A quelques pas de l’église où Desmond Tutu organisait l’évasion des militants anti-Appartheid les plus recherchés de Soweto, répète le groupe BCUC. Un groupe au verbe haut, qui prend un tout autre écho dans ce container reconverti en restaurant communautaire
Pas de doute, le bouillonnant township n’a rien perdu de son énergie créatrice et révolutionnaire avec l’avènement il y a vingt ans d’une « Rainbow Nation » aux couleurs toujours ternes, et, Bantu Continua Uhuru Consciousness vit comme ses aînés sa musique comme une arme de libération politique et spirituelle tout autant qu’une transe hédoniste.
Héritiers de Philip « Malombo » Tabane ou Batsumi, ils cherchent à donner une expression contemporaine aux traditions ancestrales des peuples autochtones : les influences hip-hop et une énergie punk-rock ont remplacé le jazz si présent dans les productions des années 1970 et 1980. Tout a commencé voici une douzaine d’années dans un atelier d’un centre communautaire. Depuis la formation du groupe a peu changé, mais l’expression s’est profondément raffinée. Si le chant et les percussions ont toujours été au coeur de leur musique, ils ont pu par le passé s’essayer aux pistes « électroniques » et même s’adjoindre pendant de nombreuses années une guitare rock entre folk et free-jazz. Néanmoins, BCUC a trouvé sa formule magique en 2013 en ajoutant aux seules peaux et voix une furieuse basse électrique.

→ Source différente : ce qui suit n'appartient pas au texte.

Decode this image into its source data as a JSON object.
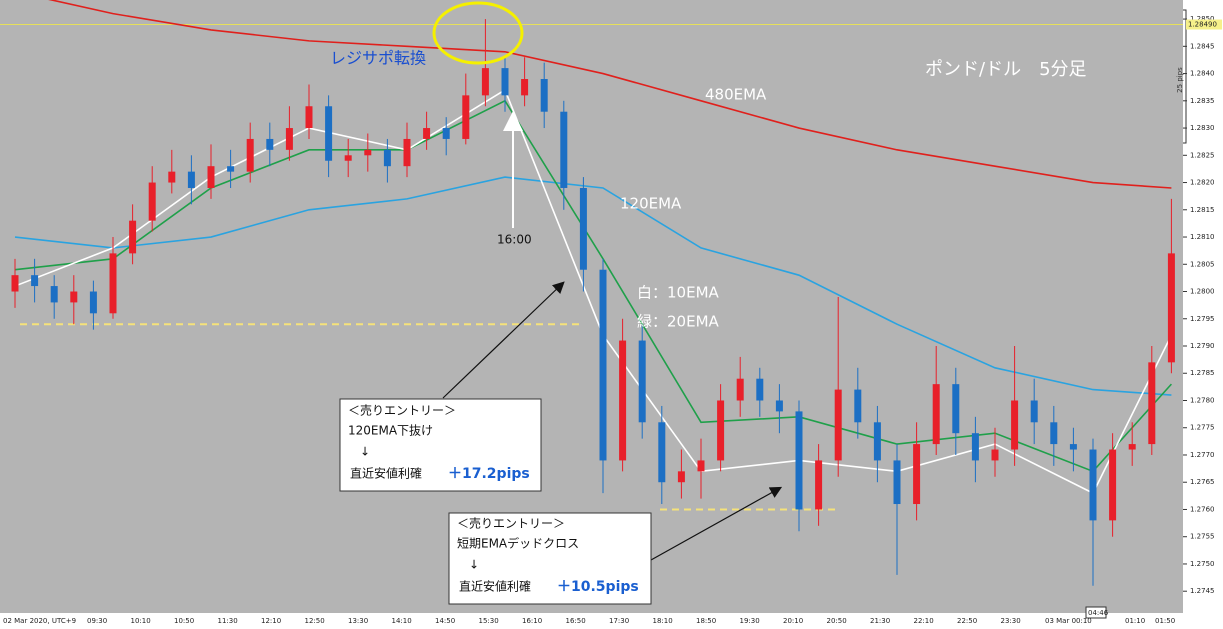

Telle est l’alchimie de l’« Africangungungu », le nom qu’ils ont donné à leur musique aux accents « afropsychédéliques ». Sur scène comme sur ce premier album commercialisé de leur carrière, leurs morceaux refusent tout formatage. Leurs « incantations » en zulu, sotho ou anglais et leurs modulations funky s’étendent sur une vingtaine de minutes, un tourbillon sonique qui n’est pas sans évoquer l’afro-beat de Fela.
Les rythmes Nguni se mêlent aux rythmes du peuple Tsonga, les sifflets des mineurs Bhaca et Shona rencontrent la corne traditionnelle Imbomu tandis que des chants de guerre ancestraux et les choeurs du Ngoma busuku (chants de nuit) se mêlent à la voix soul de la chanteuse Kgomotso et aux rap furieux de Jovi et Luja. ‘Yinde’ qui ouvre ‘Our Truth’ signifie la route, comme un symbole du chemin encore à parcourir vers une société sud-africaine plus juste. Dans le même sens, ‘Asazani’ (nous ne nous connaissons pas les uns les autres) plaide pour un rapprochement de toutes les composantes de la « nation arc-en ciel ». La volonté de BCUC d’affronter sans filtre les questions identitaires et sociales a déjà entraîné l‘interdiction de diffusion d’un de leurs morceaux de leur unique EP auto-produit qui mettait en cause une idole nationale… Mais ni cet évènement, ni les critiques auxquelles leur refus d’appartenir à un quelconque mouvement les expose ne les fera dévier de leur ligne de conduite : « Music for the people by the people with the people », un peuple qu’ils refusent d’enfermer dans une communauté, de délimiter à une couleur de peau.